チップレットvs. 1シリコン化、AMDとIntelの戦略を読み解く:この10年で起こったこと、次の10年で起こること(68)(1/3 ページ)
残りわずかとなった2022年。後半になって大型プロセッサが続々と発売されている。今回は、AMDの「Ryzen 7000」とIntelの「第13世代 Intel Core」シリーズの解析結果から、両社のチップ戦略の違いを読み解く。
2022年は半導体が多くのニュースに取り上げられ、話題に事欠かない。「半導体不足」という言葉は今や日常語の一つにさえなっている。そんな2022年も残りわずかだが、後半になって大型プロセッサが続々と発売されている。品薄のチップも多く、入手にやや難があるものの、弊社はできる限り購入してチップを開封し、解析を続けている。
現在はもとより、前職時代やシリコンバレー勤務時代を含めて、半導体を長年観察し続けてきたが、過去に経験がないほど、2022年は多くのチップが登場している。解析が間に合わないほどである。続々と新しいチップが出てくるので、入手はできてもチップ開封が後回しになってしまうのだ。
モバイル系プロセッサも2023年にかけて続々と発表されている。
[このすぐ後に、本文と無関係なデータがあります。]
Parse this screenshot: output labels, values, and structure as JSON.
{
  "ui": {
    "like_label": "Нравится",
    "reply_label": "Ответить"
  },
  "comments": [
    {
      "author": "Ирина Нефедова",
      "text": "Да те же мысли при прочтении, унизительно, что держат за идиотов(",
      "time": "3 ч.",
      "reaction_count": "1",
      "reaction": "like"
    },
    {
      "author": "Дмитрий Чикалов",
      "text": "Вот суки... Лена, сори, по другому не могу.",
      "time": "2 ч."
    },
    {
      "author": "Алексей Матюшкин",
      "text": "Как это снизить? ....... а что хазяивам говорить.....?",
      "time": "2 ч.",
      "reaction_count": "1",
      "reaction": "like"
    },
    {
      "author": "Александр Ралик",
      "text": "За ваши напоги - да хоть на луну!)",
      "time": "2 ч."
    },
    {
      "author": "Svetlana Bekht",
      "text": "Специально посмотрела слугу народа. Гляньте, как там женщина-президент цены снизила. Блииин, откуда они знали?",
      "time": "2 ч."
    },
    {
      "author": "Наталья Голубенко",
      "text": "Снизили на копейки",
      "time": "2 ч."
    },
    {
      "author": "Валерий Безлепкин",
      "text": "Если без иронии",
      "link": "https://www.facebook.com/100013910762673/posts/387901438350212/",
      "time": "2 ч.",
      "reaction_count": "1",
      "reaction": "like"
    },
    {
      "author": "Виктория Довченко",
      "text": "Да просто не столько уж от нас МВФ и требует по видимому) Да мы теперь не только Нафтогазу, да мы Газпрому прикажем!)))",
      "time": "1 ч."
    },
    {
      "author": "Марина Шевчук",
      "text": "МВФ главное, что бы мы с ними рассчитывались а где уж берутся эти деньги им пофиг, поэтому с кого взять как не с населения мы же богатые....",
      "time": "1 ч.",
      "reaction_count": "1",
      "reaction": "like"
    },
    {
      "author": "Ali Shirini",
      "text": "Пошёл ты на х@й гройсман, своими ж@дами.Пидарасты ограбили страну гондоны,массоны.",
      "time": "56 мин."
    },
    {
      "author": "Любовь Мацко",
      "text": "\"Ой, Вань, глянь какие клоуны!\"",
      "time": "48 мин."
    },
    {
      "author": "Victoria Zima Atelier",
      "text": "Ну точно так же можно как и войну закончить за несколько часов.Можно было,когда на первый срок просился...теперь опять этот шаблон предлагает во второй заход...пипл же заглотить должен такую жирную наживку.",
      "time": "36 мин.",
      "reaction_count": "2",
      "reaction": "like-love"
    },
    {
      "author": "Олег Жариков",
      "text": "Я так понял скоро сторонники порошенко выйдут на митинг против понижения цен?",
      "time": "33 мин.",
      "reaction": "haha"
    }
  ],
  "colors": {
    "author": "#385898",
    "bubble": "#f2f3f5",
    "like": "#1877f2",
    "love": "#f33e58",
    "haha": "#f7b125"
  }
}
Qualcommの「Snapdragon 8 Gen 2」、MediaTekの「Dimensity 9200」などは、入手次第チップ開封解析を行う予定である。今回は、AMDの「Ryzen 7000」とIntelの「第13世代 Intel Core」シリーズを取り上げる。
図1は、2022年9月にAMDから発売されたRyzen 7000シリーズの外観である。同時期に発売された最上位の「Ryzen 9 7950X」、ミドルモデルの「Ryzen 5 7600X」を取り上げる。Ryzen 7000シリーズは第4世代の「Zen」アーキテクチャ「Zen4」をCPUとする。プロセッサ上部には異形のLIDが乗っていて、凹部分にはキャパシターが埋め込まれている。
Ryzen 9 7950XはCPUが16コア/32スレッド、L3キャッシュが64MB。Ryzen 5 7600XはCPUが6コア/12スレッド、L3キャッシュは32MBとほぼ半分の仕様になっている(ちなみにRyzen 5 7600Xの上位には「Ryzen 7 7700X」が存在し、こちらは8コア/16スレッド)。LID下には、最上位のRyzen 9 7950Xにはシリコンが3個、下位のRyzen 5 7600Xには2個搭載されている。CHIPLET(チップレット)と呼ばれる実装方式だ。IOシリコンとCPUシリコンの2つを組み合わせることで、さまざまな仕様を生み出せるという利点がある。前々世代の「Ryzen 3000」シリーズからAMDが活用している技術だ。PC向けではCPUシリコンを1個、2個と搭載数を変え、ハイエンドからローエンドまでのラインアップを形成し、HPC(高性能コンピューティング)向けではIOシリコンを変え(チャンネル数が多いもの)、CPUシリコンを4個、8個と増やすことで性能および機能を向上したラインアップを作り上げている。
図2は、Ryzen 9 7950Xのシリコンを開封した様子である。シリコンはパッケージに面実装されており、取り外して反転させることで回路面が見えてくる。IOチップはTSMCの6nmプロセスノードで製造されている。シリコン上には、顕微鏡でしか見ることができないが2021年の年号とAMDのロゴが搭載されている。前世代のIOシリコンよりも高い性能を、若干小さい面積で実現する。CPUシリコンは2個ともに同じもの。TSMCの5nmで製造されている。前世代の7nmから大幅に面積が削減されている。シリコン上にはAMDロゴや年号情報などは存在していなかった。